If adult labor force participation were the same today as it was in October 2009 -- when unemployment was at it's peak -- "the unemployment rate would be 9.7 percent," said University of Maryland business economist Peter Morici.
Add in more than 8 million part-time workers who can't find full time jobs, and the real jobless rate is 14.4 percent, he said.
The job climate is so bad that BLS said it reduced its estimates of jobs created in September and October by a combined 49,000.

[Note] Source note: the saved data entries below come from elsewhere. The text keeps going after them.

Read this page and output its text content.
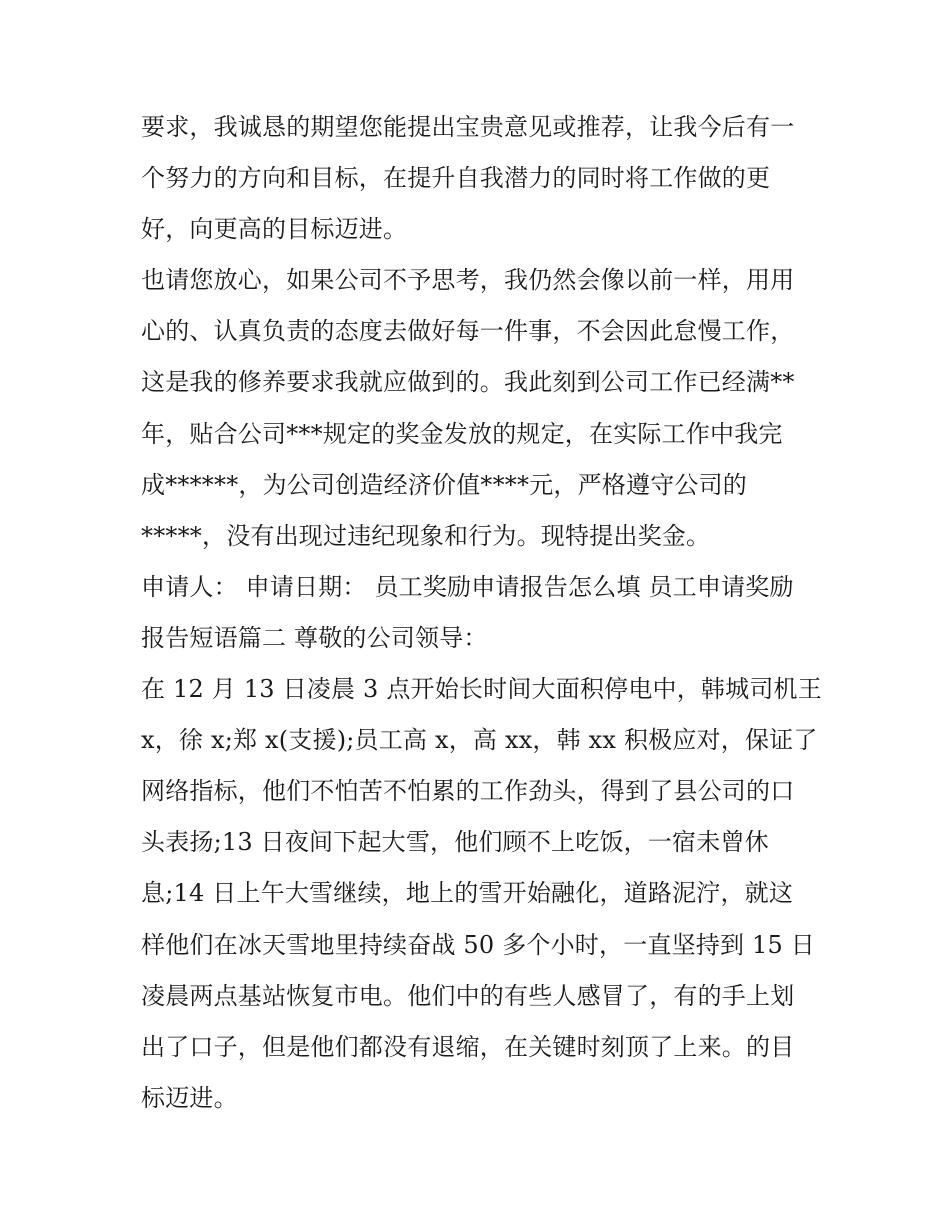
要求，我诚恳的期望您能提出宝贵意见或推荐，让我今后有一
个努力的方向和目标，在提升自我潜力的同时将工作做的更
好，向更高的目标迈进。
也请您放心，如果公司不予思考，我仍然会像以前一样，用用
心的、认真负责的态度去做好每一件事，不会因此怠慢工作，
这是我的修养要求我就应做到的。我此刻到公司工作已经满**
年，贴合公司***规定的奖金发放的规定，在实际工作中我完
成******，为公司创造经济价值****元，严格遵守公司的
*****，没有出现过违纪现象和行为。现特提出奖金。
申请人： 申请日期： 员工奖励申请报告怎么填 员工申请奖励
报告短语篇二 尊敬的公司领导：
在 12 月 13 日凌晨 3 点开始长时间大面积停电中，韩城司机王
x，徐 x;郑 x(支援);员工高 x，高 xx，韩 xx 积极应对，保证了
网络指标，他们不怕苦不怕累的工作劲头，得到了县公司的口
头表扬;13 日夜间下起大雪，他们顾不上吃饭，一宿未曾休
息;14 日上午大雪继续，地上的雪开始融化，道路泥泞，就这
样他们在冰天雪地里持续奋战 50 多个小时，一直坚持到 15 日
凌晨两点基站恢复市电。他们中的有些人感冒了，有的手上划
出了口子，但是他们都没有退缩，在关键时刻顶了上来。的目
标迈进。
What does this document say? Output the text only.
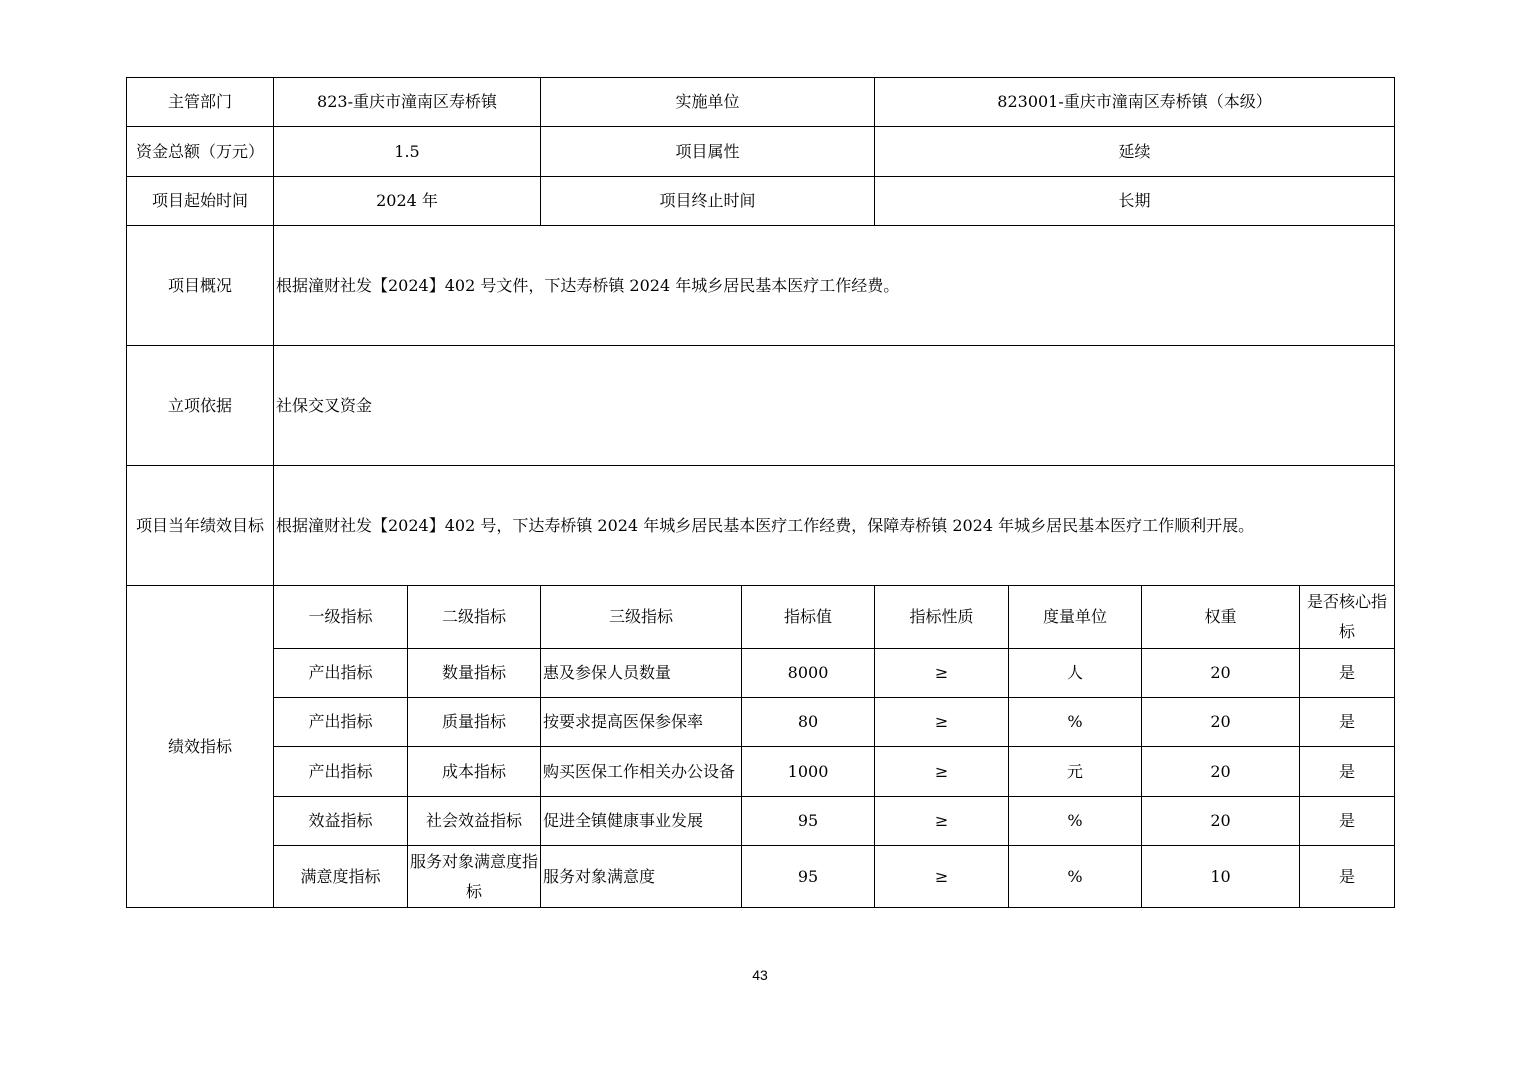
主管部门	823-重庆市潼南区寿桥镇		实施单位		823001-重庆市潼南区寿桥镇（本级）			
资金总额（万元）	1.5		项目属性		延续			
项目起始时间	2024 年		项目终止时间		长期			
项目概况	根据潼财社发【2024】402 号文件，下达寿桥镇 2024 年城乡居民基本医疗工作经费。							
立项依据	社保交叉资金							
项目当年绩效目标	根据潼财社发【2024】402 号，下达寿桥镇 2024 年城乡居民基本医疗工作经费，保障寿桥镇 2024 年城乡居民基本医疗工作顺利开展。							
绩效指标	一级指标	二级指标	三级指标	指标值	指标性质	度量单位	权重	是否核心指标
	产出指标	数量指标	惠及参保人员数量	8000	≥	人	20	是
	产出指标	质量指标	按要求提高医保参保率	80	≥	%	20	是
	产出指标	成本指标	购买医保工作相关办公设备	1000	≥	元	20	是
	效益指标	社会效益指标	促进全镇健康事业发展	95	≥	%	20	是
	满意度指标	服务对象满意度指标	服务对象满意度	95	≥	%	10	是
43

The front page headlines read "unemployment down to 7.7 percent," but the statistics behind that number pointed to a stagnant economy at best and one in decline at worst.
The only reporter taking a really close look at last week's jobs report was Chris Kirkham of the Huffington Post. And it's not a pretty picture.
The BLS jobs report "is masking a deeper truth: many of the jobs being created aren't the kind of high-paying ones needed to bolster an economic recovery," he writes.
"More than half of the jobs created last month were in lower-wage industries, such as retail and hospitality," he found. Better paying construction and manufacturing jobs saw no growth at all.
Obama has failed abysmally to spur faster, job-creating economic growth which is sorely in need of a booster shot from private capital markets -- the very investors he wants to tax into oblivion in 2013.